Increase in hate crimes results in resolution to eradicate hate through community-based program
By LA RISSA VASQUEZ — firstname.lastname@example.org
On Nov. 30, Yolo County, the city of Davis and UC Davis signed a collaborative resolution to build a campaign called “Hate-Free Together.” The campaign aims to combat discrimination in the community by educating businesses, public agencies and individuals about how they can be agents of compassion.
Mayor Lucas Frerichs talked about the discussions he had with Chancellor Gary May and Yolo County Supervisor Don Saylor leading up to the resolution. Mayor Frerichs said discussions became more serious after antisemitic banners were hung across the Blue Ridge Road Bikeway and Highway 113 overpass on Aug. 28.
“We were all very troubled by some of these incidents,” Frerichs said. “The banners [are] one thing. Both on campus and in the community, there have been a number of instances of swastikas popping up [as] graffiti in different locations both on campus and [at] apartment complexes and around the community. I think those have definitely been a real concern.”
According to the California Department of Justice’s annual report on hate crimes, Yolo County recorded 21 hate crime events in 2021. Yolo County Supervisor Jim Provenza said that he believes a united resolution such as Hate-Free Together sends a powerful message.
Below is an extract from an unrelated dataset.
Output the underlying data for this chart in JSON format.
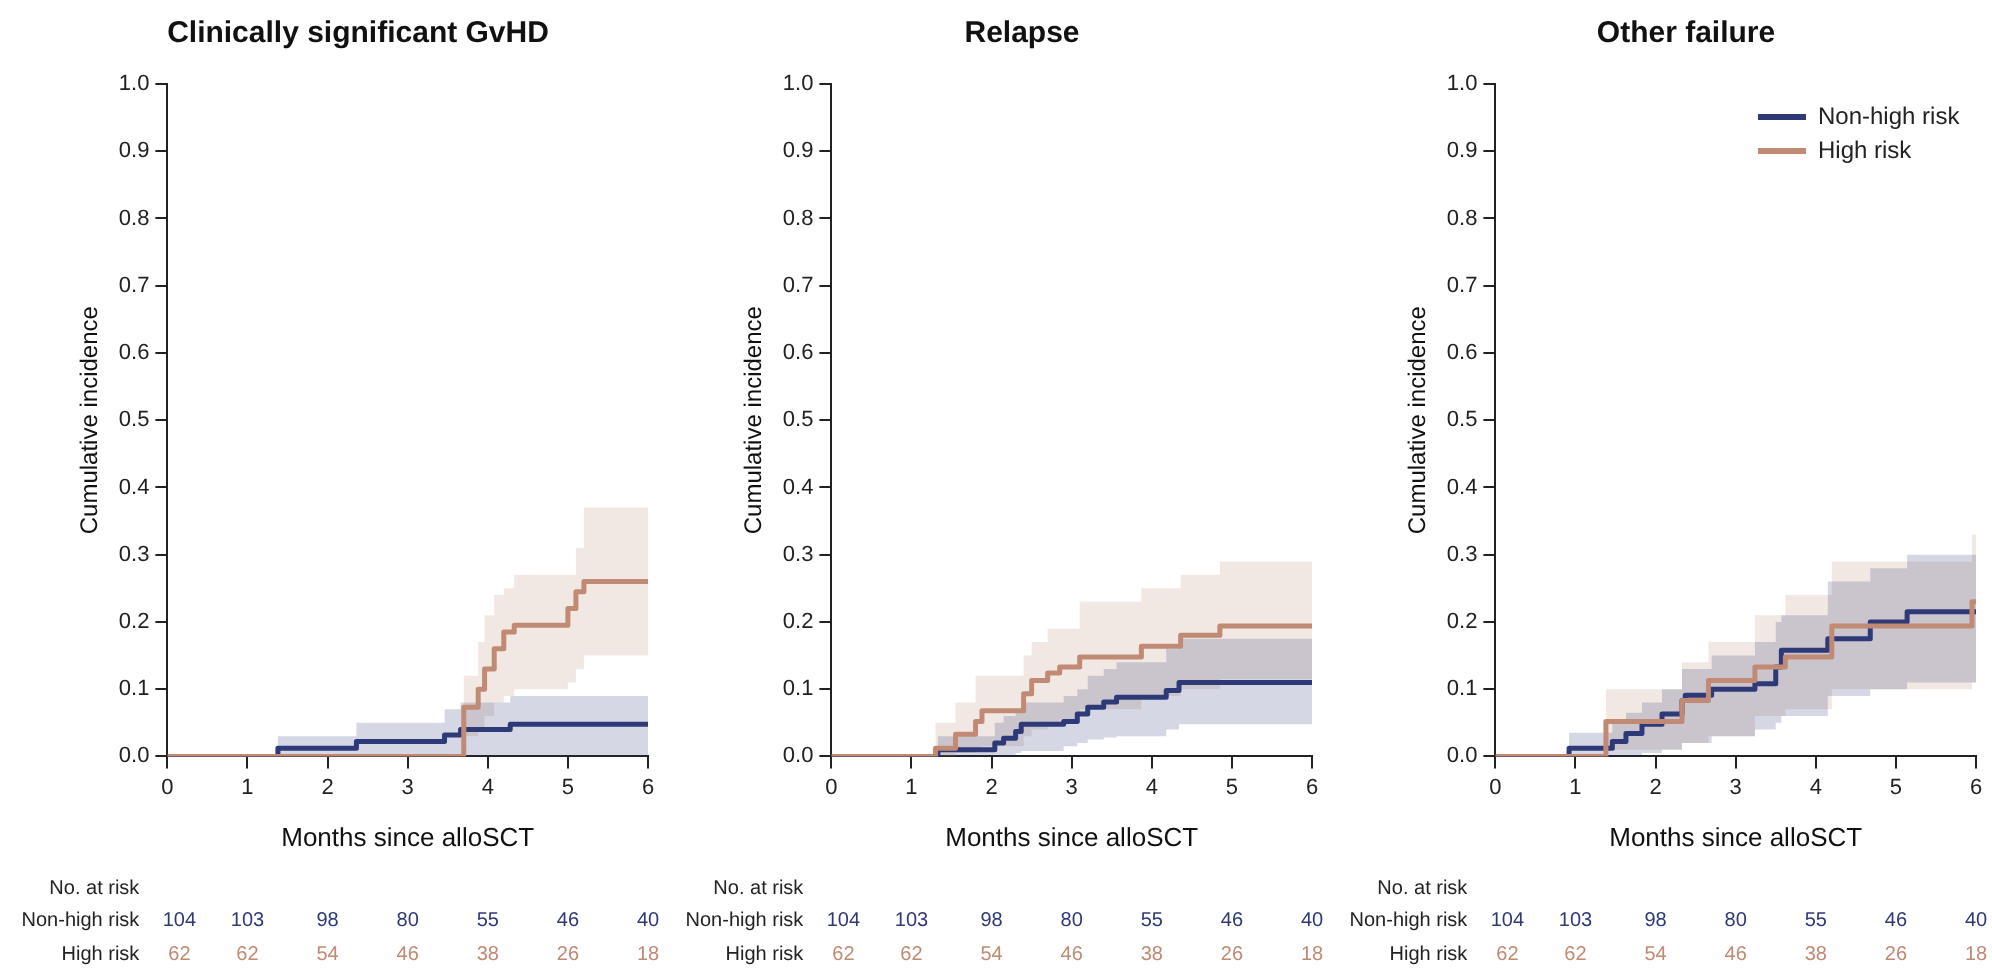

“People who are victims of hate, whether it be graffiti or a physical attack or [an] attack on property, […] feel very unsafe and insecure and also very alone,” Provenza said. “And we found that by putting the county and the city and the university behind the resolution, it’s telling [people], ‘No you’re not alone; we’re with you, we support you and we’re going to take whatever steps we need to help you.’ So the resolution in and of itself is important.”
Workshops will be held in the early months of 2023 to gauge the community’s needs. Some of the resolution’s goals will be to create zero-tolerance policies, offer cultural competency training and provide resources on how to report when incidents of hate occur in the workplace or at schools. Supervisor Provenza said that the campaign revolves around education, prevention and understanding the consequences of hate.
“When an incident does occur, we need to have a plan [for] getting together as a community, not just government but [as] community leaders [or] religious leaders, and it should be something that kind of happens automatically,” Provenza said. “On the civil side, there’s some pretty strict sanctions for this type of behavior. A person can sue for punitive damages, meaning that even if you can’t show that you lost money or lost property, you can still recover damages. Most importantly, it tells a person committing the act that ‘Yeah, there is a consequence,’ and I’d like to see volunteer attorneys be ready to go into action.”
Davis City Councilmember Gloria Partida said that the early stages of the initiative allow for full community input and exploration of their ideas and needs.
“As a community, you do need places where you can process hate incidents or other issues that are happening and talk about ways that you can be proactive [and] ways that you can do things so that we are building communities where everyone feels safe [in] their identities,” Partida said. “And right now, it’s so new and so wide open that it’s kind of the exciting part about it; it can be anything that we think will work, and [we can] also explore.”
An official campaign website for Hate-Free Together and more information will become available in the coming months. Members of the community are encouraged to stay connected and provide input for the campaign.